By Brian Knight, 2001/05/22

Total article views: 12131 | Views in the last 30 days: 134
Is there such a thing as a task where you would not need a cursor? Hidden in the depths of the master database are a series of stored procedures that can replace some cursors with these one-liners. Behind the scenes, cursors are still used, but they will save you tons of development time.

Traditionally if you wanted to run a DBCC CHECKTABLE on every table in a database you'd have to write an elaborate cursor like below :

DECLARE @dataname varchar(255),
@dataname_header varchar(255)

DECLARE datanames_cursor CURSOR FOR SELECT name FROM master..sysdatabases
WHERE name not in ('master', 'pubs', 'tempdb', 'model')
OPEN datanames_cursor
FETCH NEXT FROM datanames_cursor INTO @dataname
IF (@@fetch_status = 0)
BEGIN
SELECT @dataname_header = "Database " + RTRIM(UPPER(@dataname))
PRINT @dataname_header
SELECT @dataname_header = RTRIM(UPPER(@dataname))
EXEC ("DBCC CHECKDB " + "(" + @dataname + ")")
END
CLOSE datanames_cursor
DEALLOCATE datanames_cursor

Beginning with version 6.5 of SQL Server, Microsoft provides a stored procedure called sp_MSreachfortable.
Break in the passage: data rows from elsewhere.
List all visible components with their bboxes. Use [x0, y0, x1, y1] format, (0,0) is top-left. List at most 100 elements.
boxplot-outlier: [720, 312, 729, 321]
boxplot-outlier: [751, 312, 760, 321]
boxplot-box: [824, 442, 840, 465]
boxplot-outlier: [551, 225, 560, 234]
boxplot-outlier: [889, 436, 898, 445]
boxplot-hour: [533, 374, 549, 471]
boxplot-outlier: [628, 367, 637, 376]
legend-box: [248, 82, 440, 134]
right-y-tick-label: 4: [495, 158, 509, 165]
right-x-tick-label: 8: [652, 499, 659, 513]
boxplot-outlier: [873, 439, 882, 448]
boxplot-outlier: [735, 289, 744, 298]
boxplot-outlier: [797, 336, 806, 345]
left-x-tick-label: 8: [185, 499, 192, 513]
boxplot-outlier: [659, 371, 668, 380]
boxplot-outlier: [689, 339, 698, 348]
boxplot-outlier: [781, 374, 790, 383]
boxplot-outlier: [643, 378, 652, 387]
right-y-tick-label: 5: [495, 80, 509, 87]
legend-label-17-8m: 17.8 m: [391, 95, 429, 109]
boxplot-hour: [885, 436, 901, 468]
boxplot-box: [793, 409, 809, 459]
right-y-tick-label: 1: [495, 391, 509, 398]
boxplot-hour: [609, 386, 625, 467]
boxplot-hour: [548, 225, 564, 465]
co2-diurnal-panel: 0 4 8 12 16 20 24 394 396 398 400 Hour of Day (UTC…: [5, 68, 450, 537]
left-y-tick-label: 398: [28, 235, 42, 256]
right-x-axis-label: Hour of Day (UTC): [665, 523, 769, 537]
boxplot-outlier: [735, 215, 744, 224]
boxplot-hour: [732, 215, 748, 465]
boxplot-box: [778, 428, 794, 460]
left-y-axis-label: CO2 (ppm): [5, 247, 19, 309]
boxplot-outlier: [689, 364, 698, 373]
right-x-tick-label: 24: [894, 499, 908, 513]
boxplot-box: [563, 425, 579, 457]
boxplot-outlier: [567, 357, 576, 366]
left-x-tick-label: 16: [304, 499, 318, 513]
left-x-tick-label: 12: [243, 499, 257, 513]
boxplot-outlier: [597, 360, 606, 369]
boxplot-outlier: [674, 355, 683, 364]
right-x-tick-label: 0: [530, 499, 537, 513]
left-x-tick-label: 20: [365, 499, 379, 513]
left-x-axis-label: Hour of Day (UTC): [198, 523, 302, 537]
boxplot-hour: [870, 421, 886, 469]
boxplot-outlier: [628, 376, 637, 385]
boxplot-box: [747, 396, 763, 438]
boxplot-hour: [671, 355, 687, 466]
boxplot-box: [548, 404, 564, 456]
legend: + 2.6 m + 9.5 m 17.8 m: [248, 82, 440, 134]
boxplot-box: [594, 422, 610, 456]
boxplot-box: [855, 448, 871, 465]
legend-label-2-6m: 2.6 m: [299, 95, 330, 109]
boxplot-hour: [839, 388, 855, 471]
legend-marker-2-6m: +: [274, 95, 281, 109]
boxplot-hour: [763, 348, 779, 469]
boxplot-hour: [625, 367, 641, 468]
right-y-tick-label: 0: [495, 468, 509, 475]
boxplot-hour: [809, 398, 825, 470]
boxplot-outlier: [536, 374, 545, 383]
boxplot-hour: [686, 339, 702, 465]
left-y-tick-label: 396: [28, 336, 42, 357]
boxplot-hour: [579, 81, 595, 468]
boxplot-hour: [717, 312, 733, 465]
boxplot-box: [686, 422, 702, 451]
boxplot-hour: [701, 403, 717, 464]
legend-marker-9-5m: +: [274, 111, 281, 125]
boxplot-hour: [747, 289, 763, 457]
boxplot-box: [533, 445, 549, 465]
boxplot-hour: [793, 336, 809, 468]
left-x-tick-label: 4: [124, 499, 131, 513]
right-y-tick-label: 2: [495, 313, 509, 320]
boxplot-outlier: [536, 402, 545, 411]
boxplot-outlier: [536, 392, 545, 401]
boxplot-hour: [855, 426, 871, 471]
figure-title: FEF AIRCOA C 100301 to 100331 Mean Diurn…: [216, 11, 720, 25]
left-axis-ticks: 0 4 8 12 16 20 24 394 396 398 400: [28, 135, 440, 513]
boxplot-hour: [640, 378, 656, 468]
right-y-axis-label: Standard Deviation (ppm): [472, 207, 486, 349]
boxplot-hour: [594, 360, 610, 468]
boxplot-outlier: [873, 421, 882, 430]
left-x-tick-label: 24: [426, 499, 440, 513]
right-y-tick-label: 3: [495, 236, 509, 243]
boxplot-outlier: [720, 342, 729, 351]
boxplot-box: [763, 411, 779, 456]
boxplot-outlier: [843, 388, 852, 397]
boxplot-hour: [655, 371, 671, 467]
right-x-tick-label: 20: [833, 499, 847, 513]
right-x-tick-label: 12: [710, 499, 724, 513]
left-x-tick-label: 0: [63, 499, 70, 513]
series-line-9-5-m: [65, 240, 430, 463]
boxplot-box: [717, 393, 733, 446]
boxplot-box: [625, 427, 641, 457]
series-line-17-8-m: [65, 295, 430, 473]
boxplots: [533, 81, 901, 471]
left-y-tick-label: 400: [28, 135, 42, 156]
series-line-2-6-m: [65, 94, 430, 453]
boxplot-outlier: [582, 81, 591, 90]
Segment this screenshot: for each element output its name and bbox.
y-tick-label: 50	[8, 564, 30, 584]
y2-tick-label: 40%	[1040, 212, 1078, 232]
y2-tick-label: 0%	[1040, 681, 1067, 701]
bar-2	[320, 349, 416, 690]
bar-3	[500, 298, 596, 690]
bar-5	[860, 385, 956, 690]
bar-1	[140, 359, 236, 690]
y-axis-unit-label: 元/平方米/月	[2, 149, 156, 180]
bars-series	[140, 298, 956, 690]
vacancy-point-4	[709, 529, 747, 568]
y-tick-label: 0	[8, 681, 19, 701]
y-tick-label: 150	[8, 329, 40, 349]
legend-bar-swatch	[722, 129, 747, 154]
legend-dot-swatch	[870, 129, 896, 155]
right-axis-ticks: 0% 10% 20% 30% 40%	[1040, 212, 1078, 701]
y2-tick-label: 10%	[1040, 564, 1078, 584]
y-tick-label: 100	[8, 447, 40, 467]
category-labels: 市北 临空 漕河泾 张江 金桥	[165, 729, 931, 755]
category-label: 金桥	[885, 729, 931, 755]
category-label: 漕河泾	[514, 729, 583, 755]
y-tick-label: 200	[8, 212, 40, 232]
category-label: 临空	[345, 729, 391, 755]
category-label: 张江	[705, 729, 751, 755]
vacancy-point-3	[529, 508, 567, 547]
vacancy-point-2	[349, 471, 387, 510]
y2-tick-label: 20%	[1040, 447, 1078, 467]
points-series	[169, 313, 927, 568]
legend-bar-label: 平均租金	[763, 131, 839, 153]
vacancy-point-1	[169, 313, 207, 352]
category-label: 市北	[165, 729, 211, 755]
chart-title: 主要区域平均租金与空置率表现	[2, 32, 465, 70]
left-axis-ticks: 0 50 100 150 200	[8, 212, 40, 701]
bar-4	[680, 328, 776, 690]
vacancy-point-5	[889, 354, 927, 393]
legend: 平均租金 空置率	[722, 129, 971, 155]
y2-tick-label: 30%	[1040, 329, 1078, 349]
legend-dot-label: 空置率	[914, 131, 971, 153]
Using the question mark as a place holder for all table names, the procedure will do the same as the above query in a single line. You can replace the above cursor with this :

sp_MSforeachtable @command1="print '?' dbcc checktable ('?')"

You can issue up to three commands to the stored procedure using @command1 through @command3.